The Tunisian city of Kairouan (Hebrew: קירואן, Arabic: قيروان Qirwān), also known as Kirwan or al-Qayrawan was a world center of Talmudic and Halakhic scholarship for at least three generations.
The first Jews arrived in Kairouan with its founders from the Cyrenaica region of what is today Libya, and a second wave of Jewish settlers arrived at the end of the 7th century. The community's golden era began in the late 8th century and lasted until the early 11th century, i.e. from the reign of the Aghlabids to the reign of the Hafsids. The city housed a synagogue, yeshiva, a cemetery ("Jabanet Lihoud"), a community charity and other institutions. Jews in the city were in contact with the Babylonian academies of Pumbedita and Sura, and with Jewish communities in western Spain.
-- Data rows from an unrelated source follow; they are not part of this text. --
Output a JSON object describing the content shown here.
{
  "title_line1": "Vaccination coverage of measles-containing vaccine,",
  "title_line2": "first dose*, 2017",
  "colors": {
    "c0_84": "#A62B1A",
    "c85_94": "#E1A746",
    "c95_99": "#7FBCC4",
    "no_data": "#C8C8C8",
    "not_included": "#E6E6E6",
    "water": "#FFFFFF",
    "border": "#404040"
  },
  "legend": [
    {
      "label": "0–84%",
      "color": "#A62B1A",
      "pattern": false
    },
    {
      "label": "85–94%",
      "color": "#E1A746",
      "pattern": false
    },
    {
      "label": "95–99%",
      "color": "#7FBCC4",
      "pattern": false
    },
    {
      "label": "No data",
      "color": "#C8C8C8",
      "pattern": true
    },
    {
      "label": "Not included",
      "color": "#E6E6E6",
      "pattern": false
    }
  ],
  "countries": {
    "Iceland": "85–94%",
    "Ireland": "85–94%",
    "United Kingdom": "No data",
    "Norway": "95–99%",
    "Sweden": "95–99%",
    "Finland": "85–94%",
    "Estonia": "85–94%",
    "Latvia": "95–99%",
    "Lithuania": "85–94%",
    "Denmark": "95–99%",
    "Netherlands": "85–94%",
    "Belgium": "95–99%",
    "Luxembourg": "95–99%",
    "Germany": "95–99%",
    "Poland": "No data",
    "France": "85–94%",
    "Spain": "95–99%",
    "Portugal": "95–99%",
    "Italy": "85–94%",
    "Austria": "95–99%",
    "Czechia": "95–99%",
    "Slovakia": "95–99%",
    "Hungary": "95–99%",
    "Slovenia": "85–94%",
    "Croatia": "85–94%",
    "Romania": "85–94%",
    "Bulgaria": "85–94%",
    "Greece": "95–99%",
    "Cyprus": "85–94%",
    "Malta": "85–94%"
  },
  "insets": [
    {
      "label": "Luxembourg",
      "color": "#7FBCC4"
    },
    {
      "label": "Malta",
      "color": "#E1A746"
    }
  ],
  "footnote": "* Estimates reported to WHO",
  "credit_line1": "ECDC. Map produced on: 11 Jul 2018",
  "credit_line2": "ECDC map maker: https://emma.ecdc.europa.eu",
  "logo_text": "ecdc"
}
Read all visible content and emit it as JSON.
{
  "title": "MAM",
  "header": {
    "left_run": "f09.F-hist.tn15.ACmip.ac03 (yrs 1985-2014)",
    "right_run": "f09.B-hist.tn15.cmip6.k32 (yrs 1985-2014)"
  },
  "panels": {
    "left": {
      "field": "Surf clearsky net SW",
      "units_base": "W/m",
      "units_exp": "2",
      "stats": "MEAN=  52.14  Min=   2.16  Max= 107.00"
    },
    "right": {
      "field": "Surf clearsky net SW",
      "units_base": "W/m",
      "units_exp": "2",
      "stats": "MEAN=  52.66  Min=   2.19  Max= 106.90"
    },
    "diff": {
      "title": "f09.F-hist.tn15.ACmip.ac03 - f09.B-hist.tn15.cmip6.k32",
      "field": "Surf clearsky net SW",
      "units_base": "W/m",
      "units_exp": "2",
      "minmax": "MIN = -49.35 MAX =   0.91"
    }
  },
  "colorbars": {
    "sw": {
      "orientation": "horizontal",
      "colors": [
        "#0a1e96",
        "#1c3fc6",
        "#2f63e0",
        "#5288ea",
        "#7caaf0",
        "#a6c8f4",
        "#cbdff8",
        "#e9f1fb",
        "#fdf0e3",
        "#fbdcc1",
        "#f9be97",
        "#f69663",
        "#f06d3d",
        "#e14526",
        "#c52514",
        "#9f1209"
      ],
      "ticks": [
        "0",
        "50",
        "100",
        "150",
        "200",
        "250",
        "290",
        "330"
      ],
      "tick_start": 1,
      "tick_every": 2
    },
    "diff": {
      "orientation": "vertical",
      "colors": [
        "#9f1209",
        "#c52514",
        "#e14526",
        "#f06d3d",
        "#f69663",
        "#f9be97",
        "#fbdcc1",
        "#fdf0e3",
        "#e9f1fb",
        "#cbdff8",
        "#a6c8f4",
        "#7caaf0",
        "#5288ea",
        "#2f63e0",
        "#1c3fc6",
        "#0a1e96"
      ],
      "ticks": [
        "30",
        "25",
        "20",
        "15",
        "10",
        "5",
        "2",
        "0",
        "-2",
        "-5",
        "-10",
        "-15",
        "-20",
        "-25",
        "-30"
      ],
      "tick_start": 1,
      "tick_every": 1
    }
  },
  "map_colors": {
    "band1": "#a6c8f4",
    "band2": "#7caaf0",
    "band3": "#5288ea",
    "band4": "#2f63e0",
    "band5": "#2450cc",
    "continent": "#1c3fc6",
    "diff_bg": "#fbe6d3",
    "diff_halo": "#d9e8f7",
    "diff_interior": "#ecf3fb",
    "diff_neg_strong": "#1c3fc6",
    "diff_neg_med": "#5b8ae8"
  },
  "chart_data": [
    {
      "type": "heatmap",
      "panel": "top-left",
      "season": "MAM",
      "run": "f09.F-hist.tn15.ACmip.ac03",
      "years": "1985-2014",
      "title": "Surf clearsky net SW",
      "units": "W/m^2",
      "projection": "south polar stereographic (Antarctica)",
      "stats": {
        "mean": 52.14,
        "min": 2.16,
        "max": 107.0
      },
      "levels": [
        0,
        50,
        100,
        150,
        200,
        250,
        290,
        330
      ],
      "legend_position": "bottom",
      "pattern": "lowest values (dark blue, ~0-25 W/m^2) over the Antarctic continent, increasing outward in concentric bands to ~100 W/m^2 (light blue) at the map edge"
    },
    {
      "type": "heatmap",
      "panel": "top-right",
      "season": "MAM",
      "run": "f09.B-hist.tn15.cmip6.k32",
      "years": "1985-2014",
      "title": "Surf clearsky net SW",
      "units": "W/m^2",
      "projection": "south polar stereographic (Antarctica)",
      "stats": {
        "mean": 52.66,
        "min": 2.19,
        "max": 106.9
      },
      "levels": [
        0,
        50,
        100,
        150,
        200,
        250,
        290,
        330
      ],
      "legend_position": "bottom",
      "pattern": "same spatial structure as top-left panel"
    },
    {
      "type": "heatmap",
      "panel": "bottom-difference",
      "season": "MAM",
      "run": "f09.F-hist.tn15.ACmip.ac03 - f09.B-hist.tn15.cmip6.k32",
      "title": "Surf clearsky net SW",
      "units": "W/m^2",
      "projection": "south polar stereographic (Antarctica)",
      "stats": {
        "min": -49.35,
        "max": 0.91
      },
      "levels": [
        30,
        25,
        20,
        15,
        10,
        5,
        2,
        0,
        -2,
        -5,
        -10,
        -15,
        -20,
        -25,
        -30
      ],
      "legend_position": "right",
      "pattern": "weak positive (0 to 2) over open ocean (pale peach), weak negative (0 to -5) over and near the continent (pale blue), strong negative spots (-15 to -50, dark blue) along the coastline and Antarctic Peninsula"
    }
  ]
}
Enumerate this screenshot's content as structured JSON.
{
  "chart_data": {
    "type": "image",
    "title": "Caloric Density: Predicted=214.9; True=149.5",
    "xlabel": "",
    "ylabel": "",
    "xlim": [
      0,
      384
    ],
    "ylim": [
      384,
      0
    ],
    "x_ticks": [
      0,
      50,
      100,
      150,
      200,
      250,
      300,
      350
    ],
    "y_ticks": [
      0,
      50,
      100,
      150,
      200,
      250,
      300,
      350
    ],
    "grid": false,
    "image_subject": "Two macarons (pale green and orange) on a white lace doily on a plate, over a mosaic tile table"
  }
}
In 880, Eldad ha-Dani visited the city and the local community to describe his travels. He enthralled the audience with his fluency in Hebrew, and brought with him a collection of laws he claimed were practiced among the ten lost tribes. These laws puzzled the Kairouan Jews, and so they sent an enquiry to Rabbi Tzemach Ben Haim of the Sura Academy, who attempted to explain them and reconcile them with halacha. Other rabbis, including Rabbi Meir of Rothenburg and members of the Tosafists were not similarly sympathetic.